Dagmar Henn und die Impfungen

Mir wurde in letzter Zeit von impfkritischer Seite häufiger empfohlen den ein oder anderen Artikel von Dagmar Henn, die für Russia Today (RT Deutschland) regelmäßig Artikel schreibt, anzuschauen, da sie gute Argumente gegen die Impfpflicht und gegen die „neuen“ mRNA-Impfstoffe liefere. Ich bin dem mal nachgegangen und habe ihren Artikel „Die Glaskugel des ZDF – oder wie Wissenschaft nicht geht“, erschienen bei RT Deutschland am 22. Oktober 2021 gelesen[1]. Ich möchte die Zeit nutzen auf einige Punkte von Dagmar Henn einzugehen. Mir geht es nicht darum Personen (Frau Henn) oder die Quelle (Russia Today) zu diskreditieren.

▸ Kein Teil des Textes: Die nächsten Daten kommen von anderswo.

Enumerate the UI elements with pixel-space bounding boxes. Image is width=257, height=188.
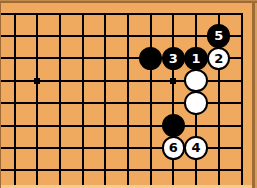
stone-P17 [139,47,163,71]
star-point-Q16 [170,78,176,84]
stone-R17-move-1: 1 [184,47,208,71]
stone-R13-move-4: 4 [184,136,208,160]
stone-Q13-move-6: 6 [162,136,186,160]
stone-Q14 [162,114,186,138]
stone-S18-move-5: 5 [207,24,231,48]
go-board-diagram: 312564 [0,0,257,188]
board-intersections-grid: 312564 [3,2,253,181]
star-point-K16 [34,78,40,84]
stone-S17-move-2: 2 [207,47,231,71]
stone-R15 [184,91,208,115]
stone-Q17-move-3: 3 [162,47,186,71]
stone-R16 [184,69,208,93]
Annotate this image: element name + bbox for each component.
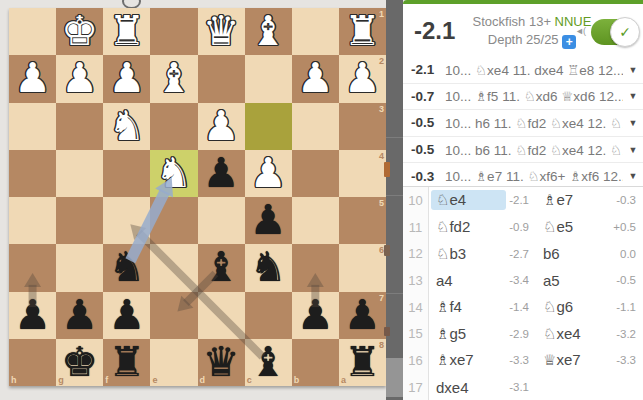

Auch möchte ich keine Aussagen über das Für und Wider einer Impfpflicht machen, ob andere Impfstoffe wie Sputnik V bessere Kandidaten wären oder die aktuellen Maßnahmen der Bundesregierung bewerten. Das würde zum einen meine Kompetenzen übersteigen (auch wenn ich dazu natürlich eine Position habe) und zum anderen den Artikel unnötig in die Länge ziehen, der schon lang genug ist.  Es soll in diesem Beitrag ausschließlich um die Bewertung einiger fachwissenschaftlicher Aussagen in diesem Artikel gehen, die Frau Henn trifft.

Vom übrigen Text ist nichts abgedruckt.